We’re living in the age of ‘experiences’. While in the past this word didn’t need special contextual framing, today it’s the marketing equivalent of hitting the motherload and every brand out there is trying to create memorable moments in order to become your “friend”.
Cynthia Samanian knows this better than anyone. As the founder and CEO of Hidden Rhythm, an experiential agency for natural food and wellness brands, she has helped build numerous promotional campaigns, events and pop-ups in San Francisco and beyond, for brands like Bare Snacks and Brandless.
Ever wondered who’s behind the curtain, creating the “activations”, while you’re snapping cute selfies? What does it take to get millennials excited these days? And what’s next for influencer culture? In our quest to highlight the Bay’s most creative women, we caught up with Samanian on all things experience.
How did you arrive at organizing activations and experiences?
“My path to experiential marketing came through my passion for food. After many years of working more “traditional” jobs in corporate finance and product management, I decided to go out on my own and create a food media site focused on the art of gathering. I promoted the site through monthly pop-up dinners, and that was my first foray into events. Over the next year, I learned how to secure brand sponsorships and navigate the world of influencers. Eventually, I found my role in designing and producing experiences so much more fulfilling – not only personally, but also professionally.”

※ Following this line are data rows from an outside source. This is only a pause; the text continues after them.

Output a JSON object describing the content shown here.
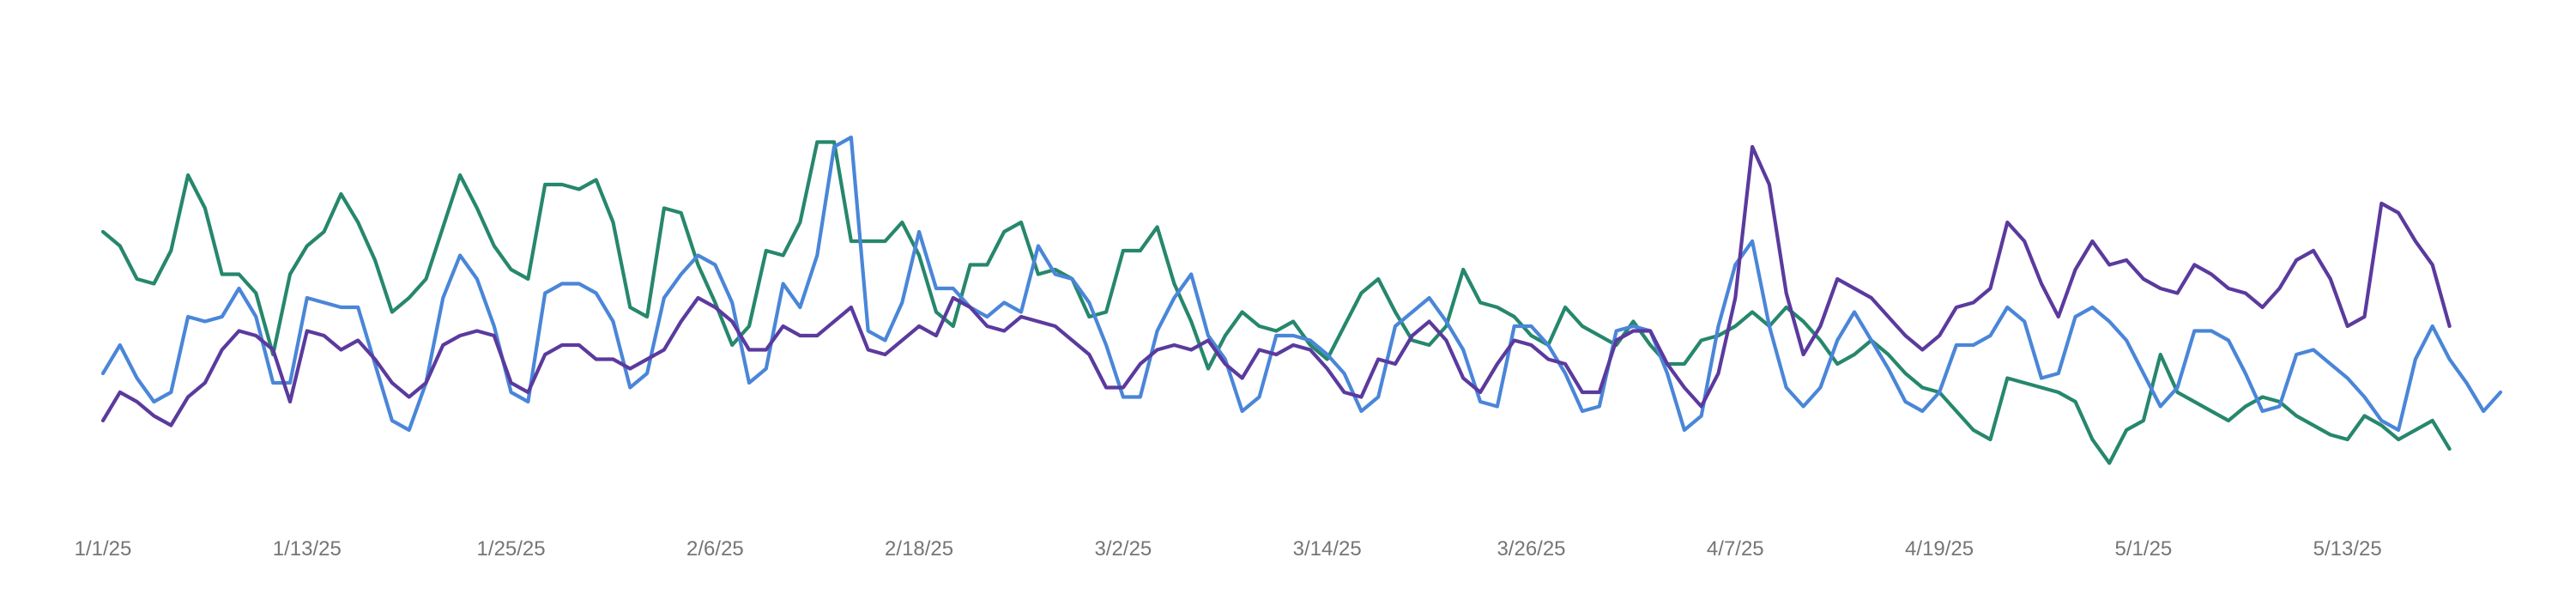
{
  "chart_data": {
    "type": "line",
    "title": "",
    "xlabel": "",
    "ylabel": "",
    "grid": false,
    "legend": "none",
    "x_start": "2025-01-01",
    "x_ticks": [
      "1/1/25",
      "1/13/25",
      "1/25/25",
      "2/6/25",
      "2/18/25",
      "3/2/25",
      "3/14/25",
      "3/26/25",
      "4/7/25",
      "4/19/25",
      "5/1/25",
      "5/13/25"
    ],
    "ylim": [
      0,
      100
    ],
    "series": [
      {
        "color": "#26876c",
        "values": [
          60,
          57,
          50,
          49,
          56,
          72,
          65,
          51,
          51,
          47,
          34,
          51,
          57,
          60,
          68,
          62,
          54,
          43,
          46,
          50,
          61,
          72,
          65,
          57,
          52,
          50,
          70,
          70,
          69,
          71,
          62,
          44,
          42,
          65,
          64,
          53,
          45,
          36,
          40,
          56,
          55,
          62,
          79,
          79,
          58,
          58,
          58,
          62,
          55,
          43,
          40,
          53,
          53,
          60,
          62,
          51,
          52,
          50,
          42,
          43,
          56,
          56,
          61,
          49,
          41,
          31,
          38,
          43,
          40,
          39,
          41,
          36,
          33,
          40,
          47,
          50,
          43,
          37,
          36,
          40,
          52,
          45,
          44,
          42,
          38,
          36,
          44,
          40,
          38,
          36,
          41,
          36,
          32,
          32,
          37,
          38,
          40,
          43,
          40,
          44,
          41,
          37,
          32,
          34,
          37,
          34,
          30,
          27,
          26,
          22,
          18,
          16,
          29,
          28,
          27,
          26,
          24,
          16,
          11,
          18,
          20,
          34,
          26,
          24,
          22,
          20,
          23,
          25,
          24,
          21,
          19,
          17,
          16,
          21,
          19,
          16,
          18,
          20,
          14
        ]
      },
      {
        "color": "#4a86d8",
        "values": [
          30,
          36,
          29,
          24,
          26,
          42,
          41,
          42,
          48,
          42,
          28,
          28,
          46,
          45,
          44,
          44,
          32,
          20,
          18,
          28,
          46,
          55,
          50,
          40,
          26,
          24,
          47,
          49,
          49,
          47,
          41,
          27,
          30,
          46,
          51,
          55,
          53,
          45,
          28,
          31,
          49,
          44,
          55,
          78,
          80,
          39,
          37,
          45,
          60,
          48,
          48,
          44,
          42,
          45,
          43,
          57,
          51,
          50,
          45,
          36,
          25,
          25,
          39,
          46,
          51,
          38,
          33,
          22,
          25,
          38,
          38,
          37,
          34,
          30,
          22,
          25,
          40,
          43,
          46,
          41,
          35,
          24,
          23,
          40,
          40,
          36,
          30,
          22,
          23,
          39,
          40,
          39,
          30,
          18,
          21,
          40,
          53,
          58,
          40,
          27,
          23,
          27,
          37,
          43,
          37,
          31,
          24,
          22,
          26,
          36,
          36,
          38,
          44,
          41,
          29,
          30,
          42,
          44,
          41,
          37,
          30,
          23,
          27,
          39,
          39,
          37,
          30,
          22,
          23,
          34,
          35,
          32,
          29,
          25,
          20,
          18,
          33,
          40,
          33,
          28,
          22,
          26
        ]
      },
      {
        "color": "#5b3a9e",
        "values": [
          20,
          26,
          24,
          21,
          19,
          25,
          28,
          35,
          39,
          38,
          35,
          24,
          39,
          38,
          35,
          37,
          33,
          28,
          25,
          28,
          36,
          38,
          39,
          38,
          28,
          26,
          34,
          36,
          36,
          33,
          33,
          31,
          33,
          35,
          41,
          46,
          44,
          41,
          35,
          35,
          40,
          38,
          38,
          41,
          44,
          35,
          34,
          37,
          40,
          38,
          46,
          44,
          40,
          39,
          42,
          41,
          40,
          37,
          34,
          27,
          27,
          32,
          35,
          36,
          35,
          37,
          32,
          29,
          35,
          34,
          36,
          35,
          31,
          26,
          25,
          33,
          32,
          38,
          41,
          37,
          29,
          26,
          32,
          37,
          36,
          33,
          32,
          26,
          26,
          37,
          39,
          39,
          32,
          27,
          23,
          30,
          46,
          78,
          70,
          47,
          34,
          40,
          50,
          48,
          46,
          42,
          38,
          35,
          38,
          44,
          45,
          48,
          62,
          58,
          49,
          42,
          52,
          58,
          53,
          54,
          50,
          48,
          47,
          53,
          51,
          48,
          47,
          44,
          48,
          54,
          56,
          50,
          40,
          42,
          66,
          64,
          58,
          53,
          40
        ]
      }
    ]
  }
}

What are some of the most exciting recent events you’ve gotten to work on?
“Most recently, I worked with Cora on a powerful activation at the Women’s March in Washington D.C. Cora is a feminine care company based in San Francisco. To bring their product and ethos to life, we produced a luxury bathroom trailer activation at the Women’s March. The trailer was wrapped in Cora’s messaging and each of the private stalls was adorned with floor to ceiling walls of cotton, luxurious hand soap, and iPads showcasing a video prepared by the Cora team for the March. We also set up a heated tent with free posters and buttons for marchers to take. What was exciting about this activation was that it was the perfect example of alignment between a brand and the audience.”
How’s the San Francisco crowd unique in regard to your work?
“The Bay Area crowd is hard to please, which also makes it a fun challenge. We’re so spoiled to have great access to restaurants, music, and culture, that the bar is already really high to wow a crowd.”
What do you think is next for influencer culture?
“The influencer landscape is changing rapidly. Just a year ago, our agency produced several influencer-only dinners and events on behalf of brands; that was a very common request. Now, we’re finding that brands are more interested in consumer-facing activations that reach more people directly paired with an influencer component to help amplify the impact.”
What are some spaces in SF that you think are well-done, hospitality and experience-wise?
“Solage in Calistoga is one of my favorite places to get away and relax. They’ve truly nailed the hospitality experience from check-in to check-out. In a space where you are looking to unwind and disconnect, their team does a fantastic job of being there when you need them but otherwise disappearing into the background.
“Another experiential gem that my fellow foodies will appreciate is Oaktown Spice Shop in Oakland. Despite carrying some of the world’s most exotic spices, they’ve created a retail atmosphere that’s approachable and inviting. It’s impossible not to sniff multiple jars of spices and even take a few of their free recipe cards. They also offer workshops and classes.”
What is the future of experiential events and pop-ups?
“I believe that experiential is here to stay. In a time when consumers are overwhelmed with nonstop outbound marketing, experiential remains to be one of the most powerful ways for brands to engage and ultimately drive loyalty. Some of the trends I anticipate in our industry include a focus on sustainable and zero-waste events as well as greater sophistication around calculating the ROI (return on investment) of an event.”